Até a noite, sou como um balão vermelho: hora após hora, caindo. Sem
tempo, sempre atrasado, ocupado, ocupadíssimo.
Sabor de Coca
Subitamente você desperta. Seu coração
está acelerado e suas mãos molhadas. Atônito, corre para recuperar o
tempo perdido. Ao sair de casa você se esquece de trancar a porta e
o seu carro não pega porque a bateria arreou. Você decide ir de
ônibus, porém a espera transforma-se numa lenta e eterna agonia. No
meio do caminho ele quebra. Com o estomago na boca e a boca com
gosto de cerveja, decide ir a pé. Ao chegar no escritório, cansado,
suado e descabelado, você nota que seus colegas lhe olham com
estranheza, abismados com a sua presença naquele local. Você pensa
que é porque está atrasado. Quando chega em seu canto,o mesmo canto,
aquele mesmo canto onde você, hora após hora, planejou a
aposentadoria, as viagens, os filhos que teria com a mulher que
nunca teve, naquele mesmo canto que supostamente sempre imaginou ser
o seu canto, ao invés de encontrar tudo em seu devido lugar,
depara-se com um estranho. Ele, perplexo, olha para você e
hipocritamente lhe diz: Bom dia.
Um Encontro
Os olhos se tocaram ásperos naquele
final de tarde modorrento, sem vírgulas ou ponto final. Ele não
procurava nada. Ela apenas sonhava. Rapidamente desenharam ávidos
traçados entre expressões de química e sorrisos mal disfarçados.

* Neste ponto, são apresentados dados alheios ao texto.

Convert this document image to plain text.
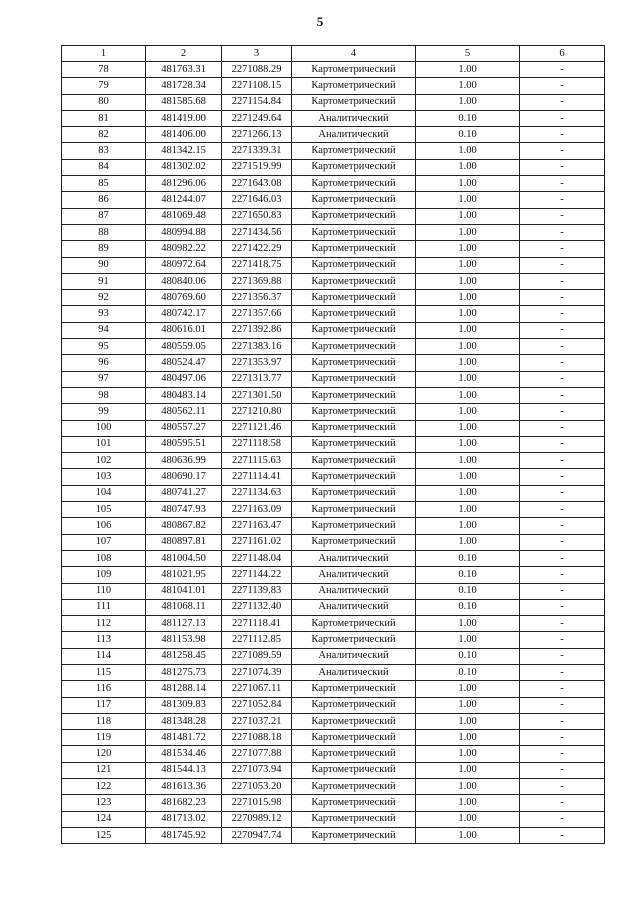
5
1	2	3	4	5	6
78	481763.31	2271088.29	Картометрический	1.00	-
79	481728.34	2271108.15	Картометрический	1.00	-
80	481585.68	2271154.84	Картометрический	1.00	-
81	481419.00	2271249.64	Аналитический	0.10	-
82	481406.00	2271266.13	Аналитический	0.10	-
83	481342.15	2271339.31	Картометрический	1.00	-
84	481302.02	2271519.99	Картометрический	1.00	-
85	481296.06	2271643.08	Картометрический	1.00	-
86	481244.07	2271646.03	Картометрический	1.00	-
87	481069.48	2271650.83	Картометрический	1.00	-
88	480994.88	2271434.56	Картометрический	1.00	-
89	480982.22	2271422.29	Картометрический	1.00	-
90	480972.64	2271418.75	Картометрический	1.00	-
91	480840.06	2271369.88	Картометрический	1.00	-
92	480769.60	2271356.37	Картометрический	1.00	-
93	480742.17	2271357.66	Картометрический	1.00	-
94	480616.01	2271392.86	Картометрический	1.00	-
95	480559.05	2271383.16	Картометрический	1.00	-
96	480524.47	2271353.97	Картометрический	1.00	-
97	480497.06	2271313.77	Картометрический	1.00	-
98	480483.14	2271301.50	Картометрический	1.00	-
99	480562.11	2271210.80	Картометрический	1.00	-
100	480557.27	2271121.46	Картометрический	1.00	-
101	480595.51	2271118.58	Картометрический	1.00	-
102	480636.99	2271115.63	Картометрический	1.00	-
103	480690.17	2271114.41	Картометрический	1.00	-
104	480741.27	2271134.63	Картометрический	1.00	-
105	480747.93	2271163.09	Картометрический	1.00	-
106	480867.82	2271163.47	Картометрический	1.00	-
107	480897.81	2271161.02	Картометрический	1.00	-
108	481004.50	2271148.04	Аналитический	0.10	-
109	481021.95	2271144.22	Аналитический	0.10	-
110	481041.01	2271139.83	Аналитический	0.10	-
111	481068.11	2271132.40	Аналитический	0.10	-
112	481127.13	2271118.41	Картометрический	1.00	-
113	481153.98	2271112.85	Картометрический	1.00	-
114	481258.45	2271089.59	Аналитический	0.10	-
115	481275.73	2271074.39	Аналитический	0.10	-
116	481288.14	2271067.11	Картометрический	1.00	-
117	481309.83	2271052.84	Картометрический	1.00	-
118	481348.28	2271037.21	Картометрический	1.00	-
119	481481.72	2271088.18	Картометрический	1.00	-
120	481534.46	2271077.88	Картометрический	1.00	-
121	481544.13	2271073.94	Картометрический	1.00	-
122	481613.36	2271053.20	Картометрический	1.00	-
123	481682.23	2271015.98	Картометрический	1.00	-
124	481713.02	2270989.12	Картометрический	1.00	-
125	481745.92	2270947.74	Картометрический	1.00	-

Parados, pareciam flutuar. Ela fingia que não via e ele fingia
conhecê-la de algum lugar. Aparentemente ínfimo a distância que os
separavam. Bastaria apenas um dedo para virar pelo avesso a terra
que teimava em girar ao contrário. Ela, rompendo a timidez,
ofereceu-lhe um beijo e depois outro e outro depois de outro, e ele,
estático, como uma fria folha de revista, recebia a dádiva em
perpetuo silêncio.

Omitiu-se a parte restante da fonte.